Wednesday, 28 September 2016
Last updated 15 hours ago
Sep 19 2007 | 8:01am ET
Move over mutual funds, here come 130/30 plans. According to a study just released by TABB Group, growth in actively-managed U.S. equity mutual funds will remain flat at 3%, while assets in active-extension funds such as 120/20 or 130/30 vehicles will explode from $140 billion in 2007 to nearly $2 trillion by 2010, a 141% annual increase.
“A major change is underway at alpha-seeking firms,” says Larry Tabb, founder and CEO, TABB Group, co-author of the study with Jeromee Johnson. “They are becoming more creative, moving overseas and towards frontier markets, moving up and down the capital structure, moving toward shorter-term, event-driven strategies and longer-term holding strategies that resemble private equity-type investments.” He adds that study, Alternative Investments 2007: The Quest for Alpha, also shows that shorting and leverage are becoming more sophisticated and mainstream.

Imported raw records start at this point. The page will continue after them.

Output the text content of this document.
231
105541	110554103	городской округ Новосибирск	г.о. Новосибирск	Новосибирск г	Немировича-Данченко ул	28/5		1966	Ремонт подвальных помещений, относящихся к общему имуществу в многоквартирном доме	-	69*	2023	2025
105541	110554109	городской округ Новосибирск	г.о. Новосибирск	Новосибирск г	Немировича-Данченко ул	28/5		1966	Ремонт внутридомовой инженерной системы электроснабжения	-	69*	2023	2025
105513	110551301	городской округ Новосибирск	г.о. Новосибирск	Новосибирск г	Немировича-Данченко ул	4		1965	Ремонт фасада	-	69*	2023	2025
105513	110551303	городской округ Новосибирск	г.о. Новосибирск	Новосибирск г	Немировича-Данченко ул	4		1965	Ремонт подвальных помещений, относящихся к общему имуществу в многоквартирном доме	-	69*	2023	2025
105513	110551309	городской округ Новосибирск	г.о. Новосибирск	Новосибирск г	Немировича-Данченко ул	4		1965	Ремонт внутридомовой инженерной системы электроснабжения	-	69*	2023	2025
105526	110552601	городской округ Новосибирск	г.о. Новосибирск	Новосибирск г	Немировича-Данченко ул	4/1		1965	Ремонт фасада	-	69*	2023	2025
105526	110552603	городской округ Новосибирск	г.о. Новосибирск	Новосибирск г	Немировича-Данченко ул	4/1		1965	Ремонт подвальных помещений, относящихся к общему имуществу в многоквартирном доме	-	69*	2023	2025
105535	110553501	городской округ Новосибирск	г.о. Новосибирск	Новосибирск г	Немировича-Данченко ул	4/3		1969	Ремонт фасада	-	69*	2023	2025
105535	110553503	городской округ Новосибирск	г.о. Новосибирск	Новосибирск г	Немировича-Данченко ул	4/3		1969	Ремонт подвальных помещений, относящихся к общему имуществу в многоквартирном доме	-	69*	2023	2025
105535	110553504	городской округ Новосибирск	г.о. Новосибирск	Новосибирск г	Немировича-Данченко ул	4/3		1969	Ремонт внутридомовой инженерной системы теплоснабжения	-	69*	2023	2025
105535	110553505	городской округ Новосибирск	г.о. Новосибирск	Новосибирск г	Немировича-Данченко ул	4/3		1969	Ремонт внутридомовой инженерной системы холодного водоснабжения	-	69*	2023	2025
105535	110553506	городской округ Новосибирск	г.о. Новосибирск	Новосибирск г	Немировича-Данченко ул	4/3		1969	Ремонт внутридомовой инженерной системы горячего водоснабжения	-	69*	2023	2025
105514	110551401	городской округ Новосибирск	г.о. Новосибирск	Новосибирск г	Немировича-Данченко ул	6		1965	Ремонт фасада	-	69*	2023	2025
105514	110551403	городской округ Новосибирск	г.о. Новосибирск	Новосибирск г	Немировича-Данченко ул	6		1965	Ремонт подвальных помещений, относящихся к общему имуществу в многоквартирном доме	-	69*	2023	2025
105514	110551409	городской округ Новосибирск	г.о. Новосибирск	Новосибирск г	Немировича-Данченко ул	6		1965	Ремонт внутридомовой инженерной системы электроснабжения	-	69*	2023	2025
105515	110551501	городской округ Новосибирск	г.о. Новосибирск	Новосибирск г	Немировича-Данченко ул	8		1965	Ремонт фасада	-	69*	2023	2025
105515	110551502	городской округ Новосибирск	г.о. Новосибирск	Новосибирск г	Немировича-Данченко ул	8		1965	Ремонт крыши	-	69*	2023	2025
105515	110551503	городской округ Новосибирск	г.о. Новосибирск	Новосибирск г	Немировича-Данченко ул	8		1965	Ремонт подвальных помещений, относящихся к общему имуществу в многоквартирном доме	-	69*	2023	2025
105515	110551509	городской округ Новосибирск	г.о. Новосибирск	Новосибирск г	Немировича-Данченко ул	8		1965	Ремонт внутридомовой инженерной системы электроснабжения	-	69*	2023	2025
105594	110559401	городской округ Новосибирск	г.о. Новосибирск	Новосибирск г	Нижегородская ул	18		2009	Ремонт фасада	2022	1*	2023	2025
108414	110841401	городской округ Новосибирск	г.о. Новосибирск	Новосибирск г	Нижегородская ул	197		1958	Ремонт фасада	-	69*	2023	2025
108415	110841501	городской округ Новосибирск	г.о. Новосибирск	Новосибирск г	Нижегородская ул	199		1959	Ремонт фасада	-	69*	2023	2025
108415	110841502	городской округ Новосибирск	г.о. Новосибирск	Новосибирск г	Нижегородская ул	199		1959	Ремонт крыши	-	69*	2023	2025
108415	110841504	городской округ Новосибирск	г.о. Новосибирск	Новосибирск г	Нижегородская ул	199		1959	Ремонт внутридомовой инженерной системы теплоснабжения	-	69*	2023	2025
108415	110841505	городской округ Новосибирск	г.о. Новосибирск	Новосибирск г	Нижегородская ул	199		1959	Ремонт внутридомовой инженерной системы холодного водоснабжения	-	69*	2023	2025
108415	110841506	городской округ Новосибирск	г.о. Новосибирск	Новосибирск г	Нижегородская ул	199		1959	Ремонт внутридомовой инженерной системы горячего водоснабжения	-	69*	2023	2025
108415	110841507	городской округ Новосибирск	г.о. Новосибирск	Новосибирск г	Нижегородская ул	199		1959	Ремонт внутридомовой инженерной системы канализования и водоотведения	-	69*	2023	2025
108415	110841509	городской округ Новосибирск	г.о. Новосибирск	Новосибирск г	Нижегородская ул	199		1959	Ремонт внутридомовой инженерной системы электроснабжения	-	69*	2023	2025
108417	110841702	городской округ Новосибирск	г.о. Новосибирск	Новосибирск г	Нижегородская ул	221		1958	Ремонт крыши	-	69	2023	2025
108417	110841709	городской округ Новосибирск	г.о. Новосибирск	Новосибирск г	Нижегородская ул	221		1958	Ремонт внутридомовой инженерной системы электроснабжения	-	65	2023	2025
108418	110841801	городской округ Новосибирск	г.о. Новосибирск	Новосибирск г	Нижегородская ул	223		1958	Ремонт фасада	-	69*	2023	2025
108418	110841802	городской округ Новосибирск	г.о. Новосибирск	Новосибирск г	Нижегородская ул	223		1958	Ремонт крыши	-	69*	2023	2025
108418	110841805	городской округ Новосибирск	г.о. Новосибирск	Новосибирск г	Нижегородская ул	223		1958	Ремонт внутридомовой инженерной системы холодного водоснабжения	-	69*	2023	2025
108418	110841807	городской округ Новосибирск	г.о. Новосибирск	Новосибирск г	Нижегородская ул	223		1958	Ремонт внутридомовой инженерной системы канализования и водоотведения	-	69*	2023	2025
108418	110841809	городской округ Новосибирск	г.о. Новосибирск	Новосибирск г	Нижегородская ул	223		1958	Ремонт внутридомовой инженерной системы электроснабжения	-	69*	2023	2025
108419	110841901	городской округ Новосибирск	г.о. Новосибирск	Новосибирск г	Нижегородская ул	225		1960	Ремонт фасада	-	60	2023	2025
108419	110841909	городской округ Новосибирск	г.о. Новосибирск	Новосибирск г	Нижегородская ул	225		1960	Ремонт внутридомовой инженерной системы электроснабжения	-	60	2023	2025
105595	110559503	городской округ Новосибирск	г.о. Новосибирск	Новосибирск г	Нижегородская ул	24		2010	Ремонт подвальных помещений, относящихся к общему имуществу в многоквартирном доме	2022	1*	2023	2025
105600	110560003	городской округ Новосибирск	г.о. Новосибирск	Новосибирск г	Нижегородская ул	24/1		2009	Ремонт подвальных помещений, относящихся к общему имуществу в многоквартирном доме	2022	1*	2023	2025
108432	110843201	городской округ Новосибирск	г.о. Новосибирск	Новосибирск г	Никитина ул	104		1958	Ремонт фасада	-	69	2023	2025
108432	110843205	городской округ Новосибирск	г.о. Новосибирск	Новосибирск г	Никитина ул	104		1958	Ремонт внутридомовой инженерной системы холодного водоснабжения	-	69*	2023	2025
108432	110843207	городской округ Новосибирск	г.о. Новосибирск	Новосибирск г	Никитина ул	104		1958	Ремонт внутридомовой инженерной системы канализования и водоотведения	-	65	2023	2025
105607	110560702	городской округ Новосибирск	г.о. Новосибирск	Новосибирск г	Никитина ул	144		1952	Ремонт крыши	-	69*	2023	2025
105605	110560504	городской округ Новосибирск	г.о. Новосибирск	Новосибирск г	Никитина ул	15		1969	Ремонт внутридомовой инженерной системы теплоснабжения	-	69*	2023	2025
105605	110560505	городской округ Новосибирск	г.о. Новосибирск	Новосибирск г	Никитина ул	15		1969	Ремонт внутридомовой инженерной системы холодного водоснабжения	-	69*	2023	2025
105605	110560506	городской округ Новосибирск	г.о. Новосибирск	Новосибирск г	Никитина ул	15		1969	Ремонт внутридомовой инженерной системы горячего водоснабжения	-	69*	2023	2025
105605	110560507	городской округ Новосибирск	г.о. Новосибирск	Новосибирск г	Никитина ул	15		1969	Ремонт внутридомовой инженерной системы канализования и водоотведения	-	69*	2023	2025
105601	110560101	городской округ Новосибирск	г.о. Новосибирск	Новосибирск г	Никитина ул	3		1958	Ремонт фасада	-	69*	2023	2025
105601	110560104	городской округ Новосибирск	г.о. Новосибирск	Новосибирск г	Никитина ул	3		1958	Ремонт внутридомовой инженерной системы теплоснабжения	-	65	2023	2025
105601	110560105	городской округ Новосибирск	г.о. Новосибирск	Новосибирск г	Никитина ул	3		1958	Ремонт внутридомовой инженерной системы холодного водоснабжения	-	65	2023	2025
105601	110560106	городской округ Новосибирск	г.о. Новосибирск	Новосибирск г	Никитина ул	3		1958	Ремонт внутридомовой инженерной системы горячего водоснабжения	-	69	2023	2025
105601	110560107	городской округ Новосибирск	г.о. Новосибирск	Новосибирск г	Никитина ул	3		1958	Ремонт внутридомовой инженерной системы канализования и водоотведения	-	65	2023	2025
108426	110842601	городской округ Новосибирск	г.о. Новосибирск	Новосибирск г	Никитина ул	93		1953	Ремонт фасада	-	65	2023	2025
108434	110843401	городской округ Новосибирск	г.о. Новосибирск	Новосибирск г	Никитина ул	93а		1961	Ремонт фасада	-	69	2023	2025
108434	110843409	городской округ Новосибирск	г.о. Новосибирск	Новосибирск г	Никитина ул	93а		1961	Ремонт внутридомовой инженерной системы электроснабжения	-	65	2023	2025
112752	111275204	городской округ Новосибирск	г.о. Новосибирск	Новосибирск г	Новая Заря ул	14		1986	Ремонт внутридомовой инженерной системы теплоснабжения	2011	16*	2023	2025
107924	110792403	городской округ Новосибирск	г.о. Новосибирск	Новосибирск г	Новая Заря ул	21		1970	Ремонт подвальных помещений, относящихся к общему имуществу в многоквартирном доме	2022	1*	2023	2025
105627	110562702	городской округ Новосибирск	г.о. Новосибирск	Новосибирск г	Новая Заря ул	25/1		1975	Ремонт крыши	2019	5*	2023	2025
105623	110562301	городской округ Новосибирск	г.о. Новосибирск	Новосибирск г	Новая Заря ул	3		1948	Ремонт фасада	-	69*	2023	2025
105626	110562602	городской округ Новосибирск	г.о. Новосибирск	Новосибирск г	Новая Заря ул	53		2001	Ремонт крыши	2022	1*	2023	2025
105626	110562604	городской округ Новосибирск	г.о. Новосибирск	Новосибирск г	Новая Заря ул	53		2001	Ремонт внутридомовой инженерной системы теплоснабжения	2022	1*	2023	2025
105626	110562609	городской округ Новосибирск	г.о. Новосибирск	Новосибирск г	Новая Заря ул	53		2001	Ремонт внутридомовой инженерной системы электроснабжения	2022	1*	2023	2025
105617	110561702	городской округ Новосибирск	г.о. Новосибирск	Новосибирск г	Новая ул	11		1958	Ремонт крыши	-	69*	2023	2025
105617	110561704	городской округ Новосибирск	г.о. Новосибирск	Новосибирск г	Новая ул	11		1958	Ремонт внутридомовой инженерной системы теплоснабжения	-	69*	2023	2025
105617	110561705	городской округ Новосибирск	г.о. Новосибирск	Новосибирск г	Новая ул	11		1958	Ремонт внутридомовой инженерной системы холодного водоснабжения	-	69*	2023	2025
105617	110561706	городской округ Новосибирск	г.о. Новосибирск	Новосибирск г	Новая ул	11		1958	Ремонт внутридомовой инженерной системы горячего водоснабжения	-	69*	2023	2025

The study reveals that nearly half of all fund managers believe that their greatest source of new alpha will be generated by expanding into new geographic markets.
In terms of how this growth in the 130/30 space will affect firms catering to these fund managers, the study shows that research continues its shift from a sell-side function to one performed by the buy side, and that by 2012, the buy side will generate 63% of its research internally with spending on broker research declining significantly.
Meanwhile, 40% of funds believe that trading costs are the most significant cause of lost alpha. In aggregate, only 35% of the firms believe brokers help them capture alpha. However, size and satisfaction are linked as larger firms are overwhelmingly more satisfied by their brokers’ ability to capture alpha.
For the study, TABB Group interviewed 67 portfolio managers, chief investment officers, heads of research and senior managers of hedge funds, funds of funds and traditional long-only asset managers with a particular focus on traditional equity managers who had started active-extension funds. Collectively, they manage $12.3 trillion with the over 90% of those assets managed by large fund companies (over US $50 billion for traditional managers and $2 billion for hedge funds).